An RC circuit consists of resistance and capacitance, while in an RL circuit, capacitance is replaced by an inductor. RL and RC circuits are first-order differential circuits that store energy. An RC circuit stores energy in the electric field, while an RL circuit stores energy in the magnetic field. When connected to a battery, an RC circuit charges the capacitor, causing the current to decrease from maximum to zero upon being fully charged. This increases the voltage across the capacitor from zero at the uncharged state to maximum at the fully charged state.
On the other hand, in an RL circuit, on connecting the battery, current flows in the circuit, producing an emf across the inductor. By Lenz's law, the induced emf of opposite polarity counteracts the increase in the circuit's current. As a result, the current starts at zero and increases asymptotically to its final value. This decreases the voltage across the inductor from a maximum value to zero.
Both RC and RL circuits can dissipate energy through Joule heating in the resistance of the circuit.
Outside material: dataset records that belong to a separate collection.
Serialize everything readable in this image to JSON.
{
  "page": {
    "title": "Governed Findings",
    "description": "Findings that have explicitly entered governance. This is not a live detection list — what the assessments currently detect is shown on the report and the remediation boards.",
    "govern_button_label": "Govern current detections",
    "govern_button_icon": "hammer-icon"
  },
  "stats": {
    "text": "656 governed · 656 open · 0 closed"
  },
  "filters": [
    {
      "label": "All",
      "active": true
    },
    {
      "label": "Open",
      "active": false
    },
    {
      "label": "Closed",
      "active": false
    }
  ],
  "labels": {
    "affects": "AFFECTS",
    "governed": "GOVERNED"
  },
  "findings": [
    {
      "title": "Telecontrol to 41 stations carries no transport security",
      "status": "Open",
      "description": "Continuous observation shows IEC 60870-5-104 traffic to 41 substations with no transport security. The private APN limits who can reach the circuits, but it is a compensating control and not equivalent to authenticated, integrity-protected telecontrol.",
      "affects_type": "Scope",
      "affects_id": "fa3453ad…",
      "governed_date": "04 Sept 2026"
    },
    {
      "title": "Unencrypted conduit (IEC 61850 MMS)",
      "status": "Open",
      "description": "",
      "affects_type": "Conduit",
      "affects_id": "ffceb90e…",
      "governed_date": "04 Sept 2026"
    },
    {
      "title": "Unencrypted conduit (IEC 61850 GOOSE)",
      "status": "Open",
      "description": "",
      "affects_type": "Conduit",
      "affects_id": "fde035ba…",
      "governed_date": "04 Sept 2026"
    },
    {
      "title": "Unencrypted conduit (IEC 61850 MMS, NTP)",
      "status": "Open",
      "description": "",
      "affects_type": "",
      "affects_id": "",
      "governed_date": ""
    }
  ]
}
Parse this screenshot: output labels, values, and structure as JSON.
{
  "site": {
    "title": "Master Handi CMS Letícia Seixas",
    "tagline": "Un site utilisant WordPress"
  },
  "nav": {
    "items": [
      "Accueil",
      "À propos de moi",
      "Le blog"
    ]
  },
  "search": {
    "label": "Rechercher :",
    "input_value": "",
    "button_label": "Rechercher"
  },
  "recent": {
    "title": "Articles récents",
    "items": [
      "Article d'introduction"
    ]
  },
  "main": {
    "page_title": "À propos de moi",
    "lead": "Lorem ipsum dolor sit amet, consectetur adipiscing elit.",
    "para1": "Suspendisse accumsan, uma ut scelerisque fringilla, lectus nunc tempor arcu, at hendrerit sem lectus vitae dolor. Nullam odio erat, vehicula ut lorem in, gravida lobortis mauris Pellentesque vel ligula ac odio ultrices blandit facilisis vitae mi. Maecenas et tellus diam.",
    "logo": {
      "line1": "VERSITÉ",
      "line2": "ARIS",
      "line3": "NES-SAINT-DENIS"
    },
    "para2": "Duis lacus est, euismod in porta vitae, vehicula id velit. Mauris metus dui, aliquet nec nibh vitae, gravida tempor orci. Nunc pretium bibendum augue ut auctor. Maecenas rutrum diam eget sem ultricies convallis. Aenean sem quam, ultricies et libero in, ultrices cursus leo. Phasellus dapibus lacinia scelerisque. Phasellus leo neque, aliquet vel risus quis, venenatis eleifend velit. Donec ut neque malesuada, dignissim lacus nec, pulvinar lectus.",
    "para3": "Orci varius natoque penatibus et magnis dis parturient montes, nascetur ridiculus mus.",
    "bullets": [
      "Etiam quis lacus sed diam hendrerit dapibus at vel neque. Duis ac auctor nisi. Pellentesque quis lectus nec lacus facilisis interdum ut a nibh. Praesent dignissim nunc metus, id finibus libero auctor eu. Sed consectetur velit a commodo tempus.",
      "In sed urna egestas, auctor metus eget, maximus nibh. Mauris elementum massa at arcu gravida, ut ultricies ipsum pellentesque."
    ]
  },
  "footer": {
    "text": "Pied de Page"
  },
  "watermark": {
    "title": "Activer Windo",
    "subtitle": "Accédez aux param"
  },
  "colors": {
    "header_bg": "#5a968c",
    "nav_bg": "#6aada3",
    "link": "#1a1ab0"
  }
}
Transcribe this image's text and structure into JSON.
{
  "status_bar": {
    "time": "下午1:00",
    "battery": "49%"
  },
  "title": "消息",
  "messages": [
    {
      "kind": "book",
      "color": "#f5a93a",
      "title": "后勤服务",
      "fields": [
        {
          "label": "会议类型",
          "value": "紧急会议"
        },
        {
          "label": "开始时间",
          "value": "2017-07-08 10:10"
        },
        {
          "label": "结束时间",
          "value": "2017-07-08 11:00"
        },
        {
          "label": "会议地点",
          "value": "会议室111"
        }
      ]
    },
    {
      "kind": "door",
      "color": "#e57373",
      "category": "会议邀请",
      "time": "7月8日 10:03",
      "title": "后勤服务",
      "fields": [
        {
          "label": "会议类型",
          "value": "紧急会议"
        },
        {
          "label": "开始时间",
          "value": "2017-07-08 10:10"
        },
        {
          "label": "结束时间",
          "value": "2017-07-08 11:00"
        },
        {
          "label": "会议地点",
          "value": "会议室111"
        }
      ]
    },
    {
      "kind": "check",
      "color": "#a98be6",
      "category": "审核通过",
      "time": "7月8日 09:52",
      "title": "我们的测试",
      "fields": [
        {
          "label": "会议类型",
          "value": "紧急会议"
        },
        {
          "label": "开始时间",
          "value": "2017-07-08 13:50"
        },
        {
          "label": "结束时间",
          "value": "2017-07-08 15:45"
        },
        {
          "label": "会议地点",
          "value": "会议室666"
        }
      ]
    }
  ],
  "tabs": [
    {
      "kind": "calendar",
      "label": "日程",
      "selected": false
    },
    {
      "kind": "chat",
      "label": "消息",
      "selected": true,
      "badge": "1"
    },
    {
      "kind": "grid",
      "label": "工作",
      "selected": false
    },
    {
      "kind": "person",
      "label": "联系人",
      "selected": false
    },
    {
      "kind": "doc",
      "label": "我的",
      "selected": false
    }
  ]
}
In an RC circuit, the current flows in the opposite direction during discharging compared to when it charges, and its magnitude increases with time. This causes the voltage to drop across the capacitor from a maximum value to zero. Whereas, during discharging of inductor in an RL circuit, an exponential decrease in current and a rise in voltage across the inductor is observed.
Both RC and RL circuits are the backbone of electronic circuits. Both have their merits and demerits. An RC circuit is useful in dealing with low-power applications, while RL circuits are more complex and can be used in high-power applications.